Publication information
- Publisher: King Features Syndicate, Egmont Frew Moonstone and many others
- Created by: Lee Falk

In-story information
- Supporting character of: Phantom

= Guran =

Guran is a character from the comic strip The Phantom. Guran is the best friend of the main character, Phantom.

==Character synopsis==
According to Lee Falk's novel The Story of the Phantom: The Ghost Who Walks, Guran is ten years older than Kit Walker (a.k.a. The Phantom). The two grew up together in the deep woods of Bangalla, where Guran taught the Phantom the ways of the Bandar tribe. Guran was the Phantom's best man when he married his girlfriend since boyhood, Diana Palmer. Guran followed Kit to Clarksdale, Mississippi, where Kit studied while living with his aunt and uncle, Bessie and Sid, leaving him to become the first of the shy, isolated Bandar pigmies to learn how to read and write. He also brought Kit the message about Kit's dying father, the 20th Phantom, causing the 20-year-old college student to leave America to return to the Skull Cave, Bangalla, where he took up the mantle of the Phantom. Known for his characteristic clothing, he is usually seen wearing a special hat made of either blades of grass or wood. He is also the medicine man of the Bandar, and has saved the Phantom's life on a few occasions due to his knowledge of ancient Bangallan medicine, as well as modern western medicine.

===Family===
Guran is the son of the former chief of the Bandar tribe, leaving him to take over the title from his father (it is not known whether his father died or retired from the position). His ancestors, who have accompanied various Phantoms on adventures, are similar in appearance and are all named with the suffix -uran.

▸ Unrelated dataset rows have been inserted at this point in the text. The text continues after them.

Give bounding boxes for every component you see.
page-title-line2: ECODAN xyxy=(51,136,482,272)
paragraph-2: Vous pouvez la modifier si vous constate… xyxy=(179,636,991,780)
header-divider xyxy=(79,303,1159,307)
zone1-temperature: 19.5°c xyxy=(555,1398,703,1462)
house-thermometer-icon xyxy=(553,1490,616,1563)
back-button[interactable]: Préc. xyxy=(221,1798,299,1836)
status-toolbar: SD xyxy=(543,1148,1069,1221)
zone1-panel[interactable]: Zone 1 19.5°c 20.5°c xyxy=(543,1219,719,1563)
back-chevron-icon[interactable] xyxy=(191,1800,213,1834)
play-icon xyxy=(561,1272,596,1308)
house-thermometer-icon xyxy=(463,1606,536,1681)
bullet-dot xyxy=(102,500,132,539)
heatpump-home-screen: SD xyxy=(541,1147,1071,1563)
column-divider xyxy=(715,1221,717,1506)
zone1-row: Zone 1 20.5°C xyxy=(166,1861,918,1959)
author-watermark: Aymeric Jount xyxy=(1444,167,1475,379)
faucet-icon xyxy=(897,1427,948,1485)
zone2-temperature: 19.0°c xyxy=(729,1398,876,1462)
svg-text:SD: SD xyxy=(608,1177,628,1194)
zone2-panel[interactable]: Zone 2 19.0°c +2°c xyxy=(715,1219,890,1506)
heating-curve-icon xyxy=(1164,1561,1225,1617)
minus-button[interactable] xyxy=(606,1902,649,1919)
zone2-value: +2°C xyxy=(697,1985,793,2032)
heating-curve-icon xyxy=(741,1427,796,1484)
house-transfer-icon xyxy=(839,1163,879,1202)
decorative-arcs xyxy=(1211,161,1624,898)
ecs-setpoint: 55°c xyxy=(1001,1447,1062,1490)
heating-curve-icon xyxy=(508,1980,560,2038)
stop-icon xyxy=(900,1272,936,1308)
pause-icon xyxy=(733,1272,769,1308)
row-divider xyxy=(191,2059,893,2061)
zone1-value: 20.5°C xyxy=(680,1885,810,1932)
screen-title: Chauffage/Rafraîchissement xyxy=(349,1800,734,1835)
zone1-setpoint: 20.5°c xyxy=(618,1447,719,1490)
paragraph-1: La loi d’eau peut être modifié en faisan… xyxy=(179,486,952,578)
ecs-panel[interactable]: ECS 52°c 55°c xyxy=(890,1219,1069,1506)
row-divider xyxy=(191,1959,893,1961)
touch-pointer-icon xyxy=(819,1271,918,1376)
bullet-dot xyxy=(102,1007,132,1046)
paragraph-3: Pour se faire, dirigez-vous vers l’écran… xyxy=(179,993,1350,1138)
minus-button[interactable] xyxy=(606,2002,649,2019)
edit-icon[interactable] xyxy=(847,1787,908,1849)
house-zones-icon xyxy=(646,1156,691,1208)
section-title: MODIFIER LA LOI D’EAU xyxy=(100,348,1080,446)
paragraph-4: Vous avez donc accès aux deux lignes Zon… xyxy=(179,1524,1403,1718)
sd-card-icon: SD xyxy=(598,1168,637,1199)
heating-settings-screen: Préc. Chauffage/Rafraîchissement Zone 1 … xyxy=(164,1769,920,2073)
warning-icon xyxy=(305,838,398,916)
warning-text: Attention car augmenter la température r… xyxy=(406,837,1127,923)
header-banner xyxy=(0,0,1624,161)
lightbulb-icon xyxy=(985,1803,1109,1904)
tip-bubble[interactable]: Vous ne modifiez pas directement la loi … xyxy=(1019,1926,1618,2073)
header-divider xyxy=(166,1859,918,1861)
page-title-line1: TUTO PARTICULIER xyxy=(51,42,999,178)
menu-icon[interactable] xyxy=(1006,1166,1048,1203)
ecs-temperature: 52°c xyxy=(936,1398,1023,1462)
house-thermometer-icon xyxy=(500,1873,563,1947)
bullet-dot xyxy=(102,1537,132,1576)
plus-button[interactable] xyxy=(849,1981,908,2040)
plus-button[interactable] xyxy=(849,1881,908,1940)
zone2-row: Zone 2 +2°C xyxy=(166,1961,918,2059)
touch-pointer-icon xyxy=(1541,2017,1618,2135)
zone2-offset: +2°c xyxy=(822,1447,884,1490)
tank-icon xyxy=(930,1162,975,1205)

Guran has a son from a former relationship, Timo, the black sheep of the family. Timo was once was a part of the team who tried to steal the Phantom's treasure from the Skull Cave.

==Other media==
- In the Phantom 2040 animated series, Guran's grandson, also named Guran, was the closest friend of the 23rd Phantom, and acted as a mentor to the 24th. He was voiced by J.D. Hall.
- A character called Guran had cameo appearances in some episodes of Defenders of the Earth, which featured Flash Gordon, The Phantom, and Mandrake the Magician. However, as the series took place in the future, it is presumed to be one of Guran's descendants.
- In the 1996 The Phantom film, Guran makes a brief appearance played by Radmar Agana Jao. In this version he is much younger than the Phantom, and is portrayed as an Asian, rather than African as he is in the comics. He also wears a turban and a more traditional set of clothing, rather than his strange hat and unique dress sense in the comic.
- In the 1943 Phantom movie serial, a character named Moko is clearly inspired by Guran, and serves as the Phantom's assistant and helper throughout the film.
- In the 2010 SyFy miniseries, Guran is recast as an educated native woman (Sandrine Holt) of the Bengalla jungle who eventually befriends Kit Walker the 22nd (Ryan Carnes) the son of the 21st Phantom (Kit Walker the 21st) and Diane Walker.